Os evangélicos e a democracia

O presidente Jair Bolsonaro elegeu-se em 2018 com amplo apoio dos evangélicos, esboçando teses conservadoras, que receberam o amplo apoio de lideranças do setor. Hoje ele diz que próxima vaga de ministro do Supremo Tribunal Federal será de alguém “terrivelmente evangélico”. 

Estamos diante de evangélicos bem diferentes daquilo que eles foram quando começaram a chegar ao Brasil no início do século 19, justamente no momento em que o país estava se tornando independente. 

A Constituição do Império fazia do catolicismo a religião oficial de Estado. Foi intensa a luta dos evangélicos no Brasil, que tinha o catolicismo como religião de Estado, para afirmar as suas convicções de fé. Em tal processo, funcionando como associações voluntárias, as Igrejas protestantes encontraram na difusão de escolas, hospitais e práticas de leitura em todo o Brasil eficazes instrumentos de legitimação junto às populações mais pobres e também a alguns setores da elite letrada.

Quando a independência do Brasil completou 100 anos, em setembro de 1922, o reverendo H. C. Tucker, Secretário da Agência Brasileira da Sociedade Bíblica Americana, publicou sob o formato de opúsculo o trabalho A Bíblia no Brasil durante o século da independência nacional.

O texto relata o esforço feito pelos evangélicos norte-americanos em território brasileiro para distribuir volumes da Bíblia e do Novo Testamento traduzidos em Língua Portuguesa, ensinando concomitantemente a leitura e a escrita a diversos grupos de brasileiros.

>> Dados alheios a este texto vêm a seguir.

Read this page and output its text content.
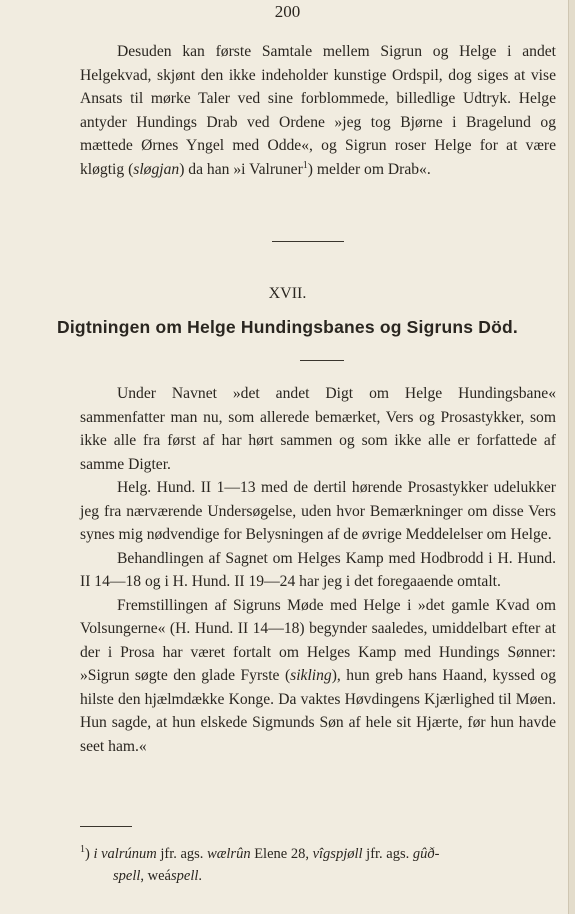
200

Desuden kan første Samtale mellem Sigrun og Helge i andet Helgekvad, skjønt den ikke indeholder kunstige Ordspil, dog siges at vise Ansats til mørke Taler ved sine forblommede, billedlige Udtryk. Helge antyder Hundings Drab ved Ordene »jeg tog Bjørne i Bragelund og mættede Ørnes Yngel med Odde«, og Sigrun roser Helge for at være kløgtig (sløgjan) da han »i Valruner$^1$) melder om Drab«.

XVII.
Digtningen om Helge Hundingsbanes og Sigruns Död.

Under Navnet »det andet Digt om Helge Hundingsbane« sammenfatter man nu, som allerede bemærket, Vers og Prosastykker, som ikke alle fra først af har hørt sammen og som ikke alle er forfattede af samme Digter.

Helg. Hund. II 1—13 med de dertil hørende Prosastykker udelukker jeg fra nærværende Undersøgelse, uden hvor Bemærkninger om disse Vers synes mig nødvendige for Belysningen af de øvrige Meddelelser om Helge.

Behandlingen af Sagnet om Helges Kamp med Hodbrodd i H. Hund. II 14—18 og i H. Hund. II 19—24 har jeg i det foregaaende omtalt.

Fremstillingen af Sigruns Møde med Helge i »det gamle Kvad om Volsungerne« (H. Hund. II 14—18) begynder saaledes, umiddelbart efter at der i Prosa har været fortalt om Helges Kamp med Hundings Sønner: »Sigrun søgte den glade Fyrste (sikling), hun greb hans Haand, kyssed og hilste den hjælmdække Konge. Da vaktes Høvdingens Kjærlighed til Møen. Hun sagde, at hun elskede Sigmunds Søn af hele sit Hjærte, før hun havde seet ham.«

$^1$) i valrúnum jfr. ags. wælrûn Elene 28, vîgspjøll jfr. ags. gûð-

spell, weáspell.
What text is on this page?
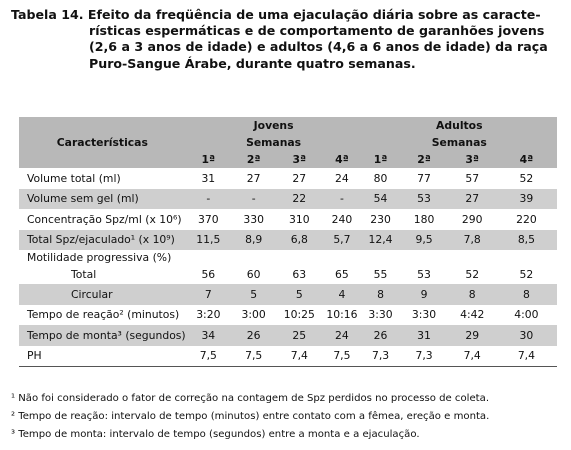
Tabela 14. Efeito da freqüência de uma ejaculação diária sobre as caracte-
rísticas espermáticas e de comportamento de garanhões jovens
(2,6 a 3 anos de idade) e adultos (4,6 a 6 anos de idade) da raça
Puro-Sangue Árabe, durante quatro semanas.
Características	Jovens				Adultos			
	Semanas				Semanas			
	1ª	2ª	3ª	4ª	1ª	2ª	3ª	4ª
Volume total (ml)	31	27	27	24	80	77	57	52
Volume sem gel (ml)	-	-	22	-	54	53	27	39
Concentração Spz/ml (x 10⁶)	370	330	310	240	230	180	290	220
Total Spz/ejaculado¹ (x 10⁹)	11,5	8,9	6,8	5,7	12,4	9,5	7,8	8,5
Motilidade progressiva (%)								
Total	56	60	63	65	55	53	52	52
Circular	7	5	5	4	8	9	8	8
Tempo de reação² (minutos)	3:20	3:00	10:25	10:16	3:30	3:30	4:42	4:00
Tempo de monta³ (segundos)	34	26	25	24	26	31	29	30
PH	7,5	7,5	7,4	7,5	7,3	7,3	7,4	7,4
¹ Não foi considerado o fator de correção na contagem de Spz perdidos no processo de coleta.
² Tempo de reação: intervalo de tempo (minutos) entre contato com a fêmea, ereção e monta.
³ Tempo de monta: intervalo de tempo (segundos) entre a monta e a ejaculação.
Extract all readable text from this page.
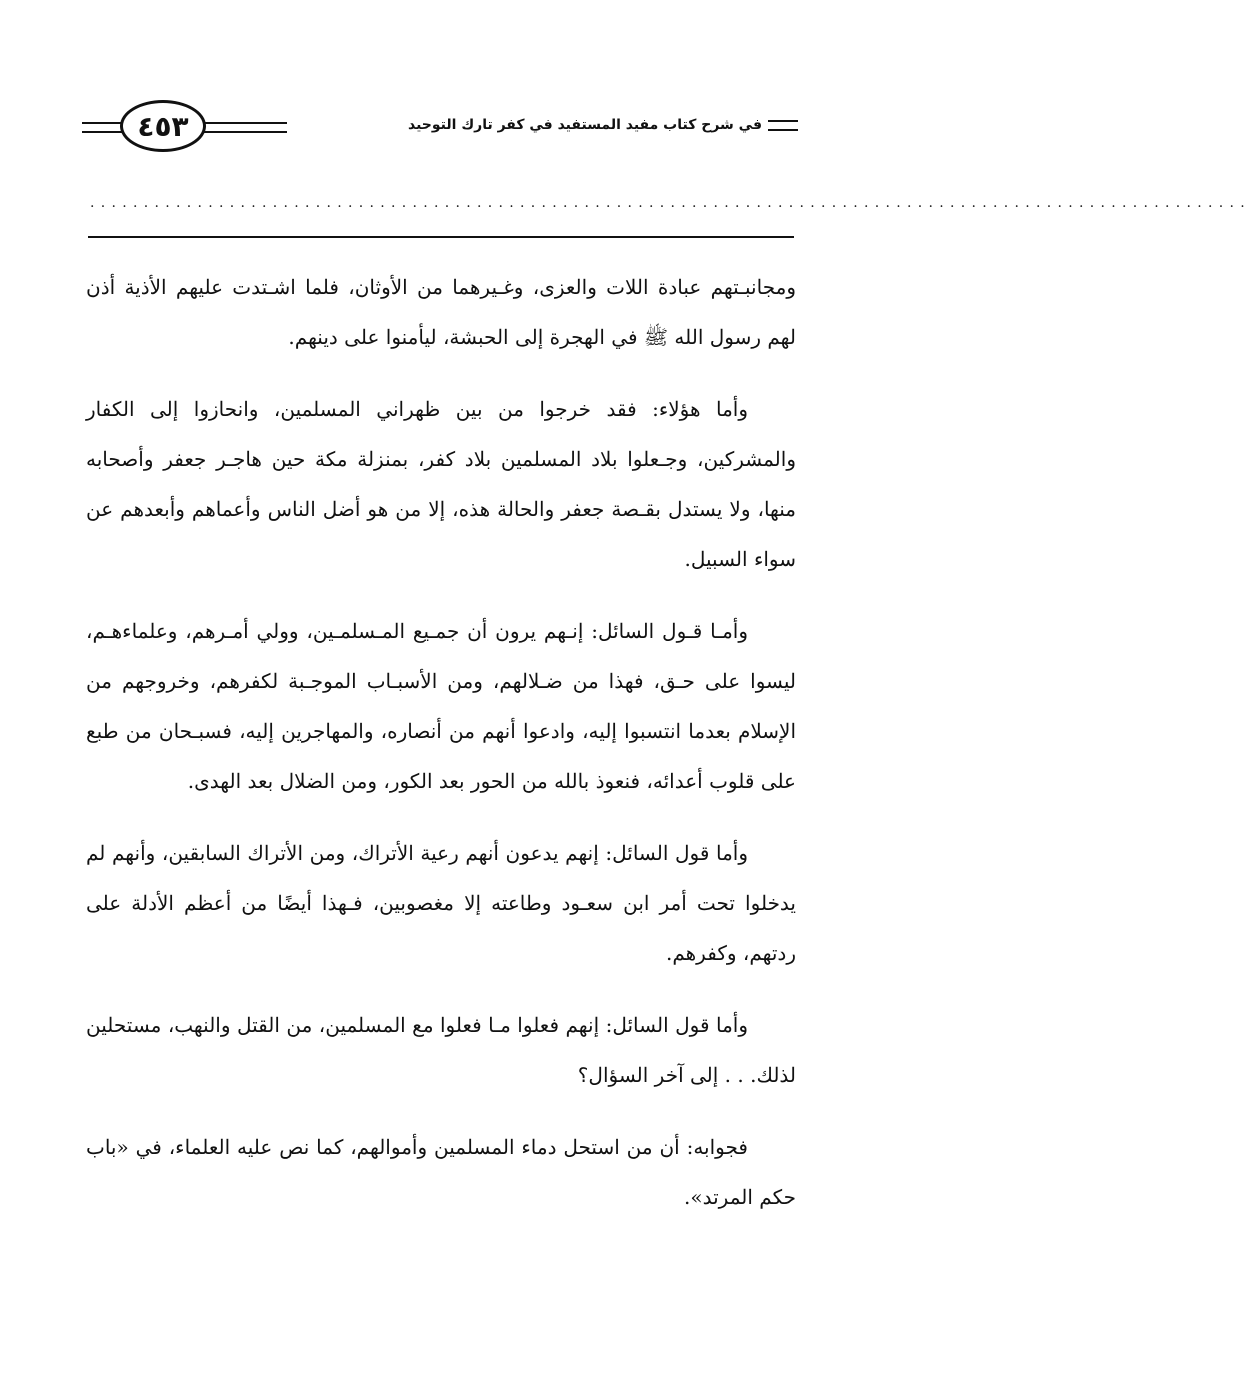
٤٥٣	في شرح كتاب مفيد المستفيد في كفر تارك التوحيد
............................................................................................................

ومجانبـتهم عبادة اللات والعزى، وغـيرهما من الأوثان، فلما اشـتدت عليهم الأذية أذن لهم رسول الله ﷺ في الهجرة إلى الحبشة، ليأمنوا على دينهم.

وأما هؤلاء: فقد خرجوا من بين ظهراني المسلمين، وانحازوا إلى الكفار والمشركين، وجـعلوا بلاد المسلمين بلاد كفر، بمنزلة مكة حين هاجـر جعفر وأصحابه منها، ولا يستدل بقـصة جعفر والحالة هذه، إلا من هو أضل الناس وأعماهم وأبعدهم عن سواء السبيل.

وأمـا قـول السائل: إنـهم يرون أن جمـيع المـسلمـين، وولي أمـرهم، وعلماءهـم، ليسوا على حـق، فهذا من ضـلالهم، ومن الأسبـاب الموجـبة لكفرهم، وخروجهم من الإسلام بعدما انتسبوا إليه، وادعوا أنهم من أنصاره، والمهاجرين إليه، فسبـحان من طبع على قلوب أعدائه، فنعوذ بالله من الحور بعد الكور، ومن الضلال بعد الهدى.

وأما قول السائل: إنهم يدعون أنهم رعية الأتراك، ومن الأتراك السابقين، وأنهم لم يدخلوا تحت أمر ابن سعـود وطاعته إلا مغصوبين، فـهذا أيضًا من أعظم الأدلة على ردتهم، وكفرهم.

وأما قول السائل: إنهم فعلوا مـا فعلوا مع المسلمين، من القتل والنهب، مستحلين لذلك. . . إلى آخر السؤال؟

فجوابه: أن من استحل دماء المسلمين وأموالهم، كما نص عليه العلماء، في «باب حكم المرتد».
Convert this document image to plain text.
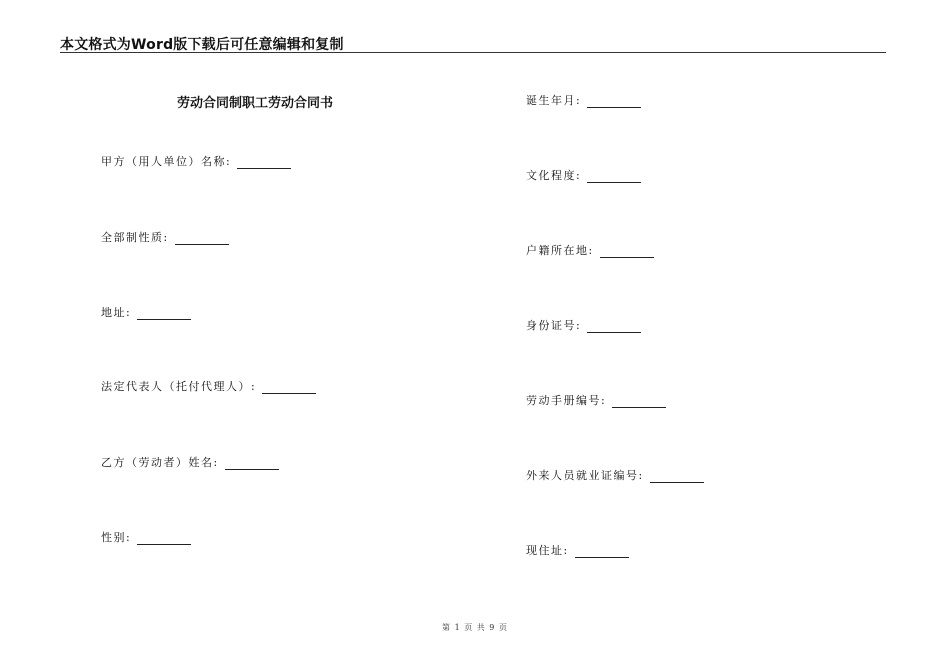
本文格式为Word版下载后可任意编辑和复制
劳动合同制职工劳动合同书
甲方（用人单位）名称:
全部制性质:
地址:
法定代表人（托付代理人）:
乙方（劳动者）姓名:
性别:
诞生年月:
文化程度:
户籍所在地:
身份证号:
劳动手册编号:
外来人员就业证编号:
现住址:
第 1 页 共 9 页
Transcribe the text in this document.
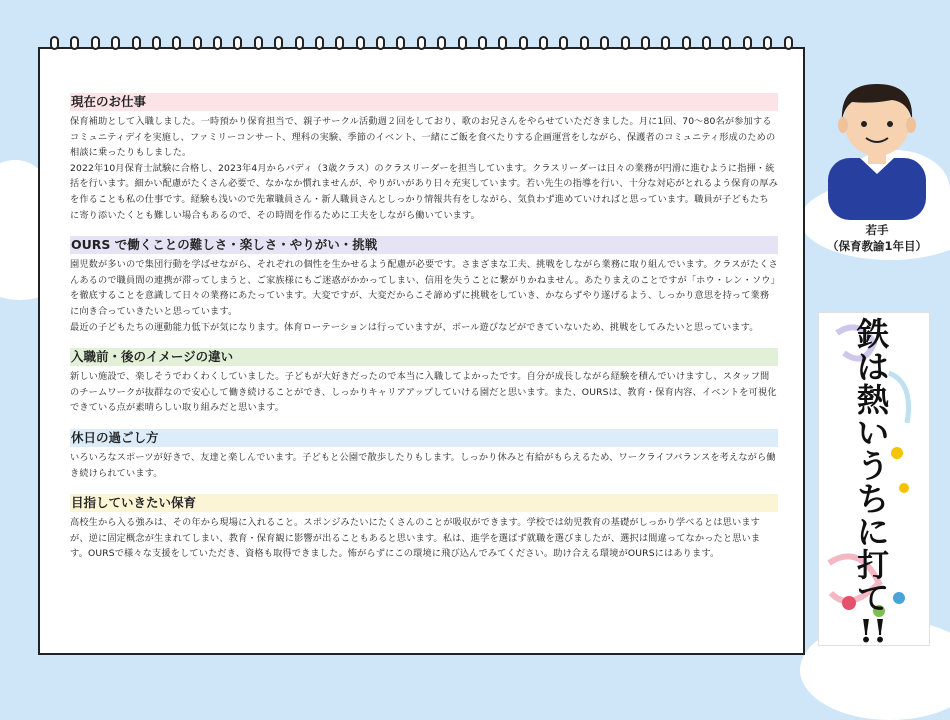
現在のお仕事

保育補助として入職しました。一時預かり保育担当で、親子サークル活動週２回をしており、歌のお兄さんをやらせていただきました。月に1回、70～80名が参加するコミュニティデイを実施し、ファミリーコンサート、理科の実験、季節のイベント、一緒にご飯を食べたりする企画運営をしながら、保護者のコミュニティ形成のための相談に乗ったりもしました。

2022年10月保育士試験に合格し、2023年4月からバディ（3歳クラス）のクラスリーダーを担当しています。クラスリーダーは日々の業務が円滑に進むように指揮・統括を行います。細かい配慮がたくさん必要で、なかなか慣れませんが、やりがいがあり日々充実しています。若い先生の指導を行い、十分な対応がとれるよう保育の厚みを作ることも私の仕事です。経験も浅いので先輩職員さん・新人職員さんとしっかり情報共有をしながら、気負わず進めていければと思っています。職員が子どもたちに寄り添いたくとも難しい場合もあるので、その時間を作るために工夫をしながら働いています。

OURS で働くことの難しさ・楽しさ・やりがい・挑戦

園児数が多いので集団行動を学ばせながら、それぞれの個性を生かせるよう配慮が必要です。さまざまな工夫、挑戦をしながら業務に取り組んでいます。クラスがたくさんあるので職員間の連携が滞ってしまうと、ご家族様にもご迷惑がかかってしまい、信用を失うことに繋がりかねません。あたりまえのことですが「ホウ・レン・ソウ」を徹底することを意識して日々の業務にあたっています。大変ですが、大変だからこそ諦めずに挑戦をしていき、かならずやり遂げるよう、しっかり意思を持って業務に向き合っていきたいと思っています。

最近の子どもたちの運動能力低下が気になります。体育ローテーションは行っていますが、ボール遊びなどができていないため、挑戦をしてみたいと思っています。

入職前・後のイメージの違い

新しい施設で、楽しそうでわくわくしていました。子どもが大好きだったので本当に入職してよかったです。自分が成長しながら経験を積んでいけますし、スタッフ間のチームワークが抜群なので安心して働き続けることができ、しっかりキャリアアップしていける園だと思います。また、OURSは、教育・保育内容、イベントを可視化できている点が素晴らしい取り組みだと思います。

休日の過ごし方

いろいろなスポーツが好きで、友達と楽しんでいます。子どもと公園で散歩したりもします。しっかり休みと有給がもらえるため、ワークライフバランスを考えながら働き続けられています。

目指していきたい保育

高校生から入る強みは、その年から現場に入れること。スポンジみたいにたくさんのことが吸収ができます。学校では幼児教育の基礎がしっかり学べるとは思いますが、逆に固定概念が生まれてしまい、教育・保育観に影響が出ることもあると思います。私は、進学を選ばず就職を選びましたが、選択は間違ってなかったと思います。OURSで様々な支援をしていただき、資格も取得できました。怖がらずにこの環境に飛び込んでみてください。助け合える環境がOURSにはあります。

若手
（保育教諭1年目）
鉄
は
熱
い
う
ち
に
打
て
!!
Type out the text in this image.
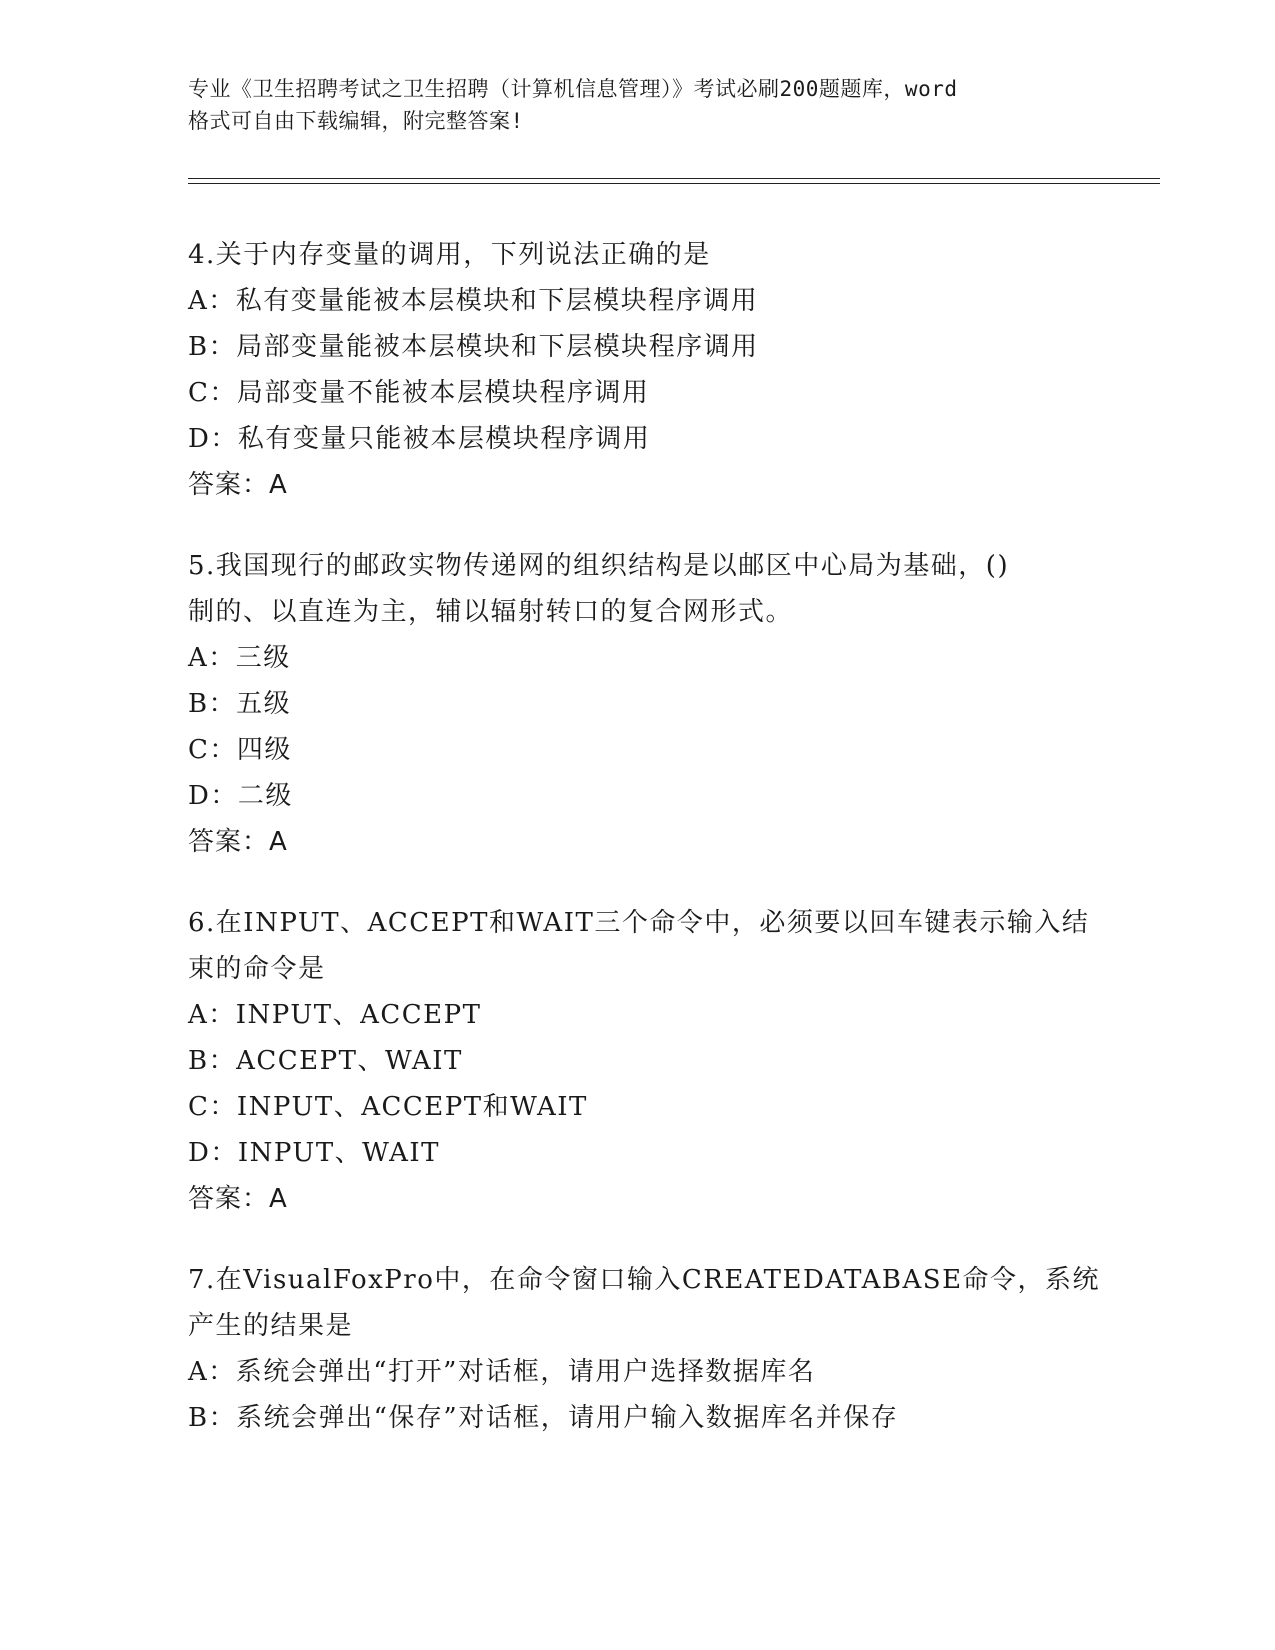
专业《卫生招聘考试之卫生招聘（计算机信息管理）》考试必刷200题题库，word
格式可自由下载编辑，附完整答案!
4.关于内存变量的调用，下列说法正确的是
A：私有变量能被本层模块和下层模块程序调用
B：局部变量能被本层模块和下层模块程序调用
C：局部变量不能被本层模块程序调用
D：私有变量只能被本层模块程序调用
答案：A
5.我国现行的邮政实物传递网的组织结构是以邮区中心局为基础，()
制的、以直连为主，辅以辐射转口的复合网形式。
A：三级
B：五级
C：四级
D：二级
答案：A
6.在INPUT、ACCEPT和WAIT三个命令中，必须要以回车键表示输入结
束的命令是
A：INPUT、ACCEPT
B：ACCEPT、WAIT
C：INPUT、ACCEPT和WAIT
D：INPUT、WAIT
答案：A
7.在VisualFoxPro中，在命令窗口输入CREATEDATABASE命令，系统
产生的结果是
A：系统会弹出“打开”对话框，请用户选择数据库名
B：系统会弹出“保存”对话框，请用户输入数据库名并保存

O discurso, do ponto de vista ideológico e das posições políticas à época defendidas, é bem distinto das posições que assumem atualmente os evangélicos aliados do presidente do Brasil, Jair Bolsonaro. 

A defesa de valores democráticos e de garantia das liberdades individuais foi marca distintiva dos evangélicos no Brasil oitocentista e da primeira metade do século 20. Era assim que eles faziam frente à resistência de atuação no país, organizada contra os protestantes pelas autoridades da Igreja Católica.

Confirmando o seu caráter “iluminista”, as igrejas protestantes e as sociedades bíblicas americana e inglesa distribuíram muitos volumes da Bíblia, do Novo Testamento e de outros impressos e difundiram as pedagogias norte-americana e alemã entre nós.

Agora, nos aproximamos das celebrações do bicentenário da Independência do Brasil, inquietos com uma renitente interrogação: com quais protestantes a Educação brasileira está convivendo?